Orang-orang miskin, Pandanglah dengan Mata Rendah Hati
Memandang sesala umat Islam sederajat di mata Allah. Untuk itu, setiap Muslim wajib memuliakan sesamanya.
Imam al-Ghazali menulis : Seorang bijak bestari mengatakan:
قال الحكيم : يَنْبَغِى اَنْ تَنْظُرَ ثَلَاثَةَ أَشْيآءَ بِعَيْنٍ ثَلَاثَة : وهى اَنْ تَنْظُرَ اْلفُقَرَآءَ بِعَيْنِ التَّوَاضُعِ لَا بِعَيْنِ التَّكَبُّرِ, وَاَنْ تَنْظُرَ الاَغْنِيَآءَ بِعَيْنِ النُّصْحِ لَا بِعَيْنِ الْحَسَدِ, وَاَنْ تَنْظُرَ النِّسَآءَ بِعَيْنِ الشَّفَقَةِ لاَ بِعَيْنِ الشَّهْوَةِ (الامام الغزالى فى التبر المسبوك)
“Seyogyanya jika engkau melihat tiga hal, lakukan dengan tiga cara pandang: melihat orang-orang miskin, pandanglah dengan mata rendah hati, bukan mata sombong, melihat orang-orang kaya, pandanglah dengan mata membawa pesan baik, bukan mata irihati, melihat perempuan, pandanglah dengan mata penuh kasih, bukan mata birahi.”(Imam al-Ghazali: Tibr al-Masbuk).

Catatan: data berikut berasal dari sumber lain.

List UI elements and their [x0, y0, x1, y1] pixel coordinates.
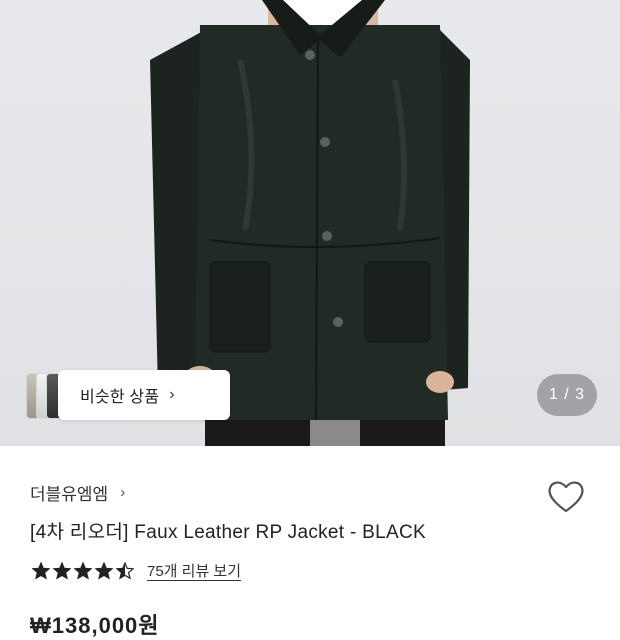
rating-row: 75개 리뷰 보기: [32, 560, 241, 581]
similar-products-button[interactable]: 비슷한 상품 ›: [58, 370, 230, 420]
brand-link[interactable]: 더블유엠엠 ›: [30, 480, 125, 505]
star-rating: [32, 561, 137, 580]
price: ₩138,000원: [30, 613, 160, 638]
similar-products[interactable]: 비슷한 상품 ›: [26, 370, 230, 420]
star-icon: [95, 561, 113, 580]
similar-products-label: 비슷한 상품: [80, 389, 160, 406]
review-link[interactable]: 75개 리뷰 보기: [147, 560, 241, 581]
star-icon: [32, 561, 50, 580]
star-icon: [74, 561, 92, 580]
chevron-right-icon: ›: [169, 386, 175, 403]
wishlist-button[interactable]: [546, 478, 586, 514]
product-image-carousel[interactable]: 비슷한 상품 › 1 / 3: [0, 0, 620, 446]
product-title: [4차 리오더] Faux Leather RP Jacket - BLACK: [30, 522, 426, 543]
star-icon: [53, 561, 71, 580]
image-counter: 1 / 3: [537, 374, 597, 416]
heart-outline-icon: [548, 481, 584, 513]
brand-name: 더블유엠엠: [30, 485, 109, 504]
star-icon: [116, 561, 134, 580]
chevron-right-icon: ›: [120, 484, 126, 501]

Demikian tausiyah KH Husein Muhammad. Ia pun menekankan pentingnya Semangat Spiritualitas.
Hari ini dunia manusia telah kehilangan ruh, elan vital dan api spiritualitas kemanusiaan. Berabad-abad lamanya dunia Islam, khususnya, didominasi oleh dan tenggelam dalam pemahaman-pemahaman keagamaan eksoterik, formalistik, fiqh dengan pendekatan tekstualistik.
Bahkan, ada sebagian kelompok yang memahaminya dalam cara yang lebih ketat dan keras. Mereka disebut kaum “mutasyaddidin” atau “mutatharrifin” (fundamentalis, radikalis dan ekstrimis).
Maka tak pelak, peradaban kaum muslimin menjadi amat kering-kerontang, kasar, rigid, mandeg, stagnan dan mundur jauh ke belakang berjuta langkah, tanpa kemajuan. Keadaan ini secara niscaya melahirkan kebodohan, kemiskinan dan penderitaan masyarakat muslim.
Lebih memprihatikan lagi adalah bahwa situasi ini lalu memunculkan sikap, pandangan dan tindakan-tindakan arogansi, keangkuhan, kekerasan, pembunuhan karakter dan segala bentuk tindakan yang melawan kemanusiaan.
Apapun alasan dan dalil keagamaannya, dan dengan mengatas namakan apapun, jika itu yang terjadi, maka ia bukanlah pandangan dan cara hidup yang diajarkan Tuhan. Bahkan itu sama sekali tak ada hubungannya dengan ajaran agama manapun. “Laisa min al-Din bi Shilatin”.
Maka sudah saatnya kita kembali kepada jalan hidup sufistik, menghidupkan pikiran, membersihkan hati dan mereformasi tindakan untuk dan hanya demi kemanusiaan. Cara hidup seperti ini sejatinya adalah cara kita mencintai Allah.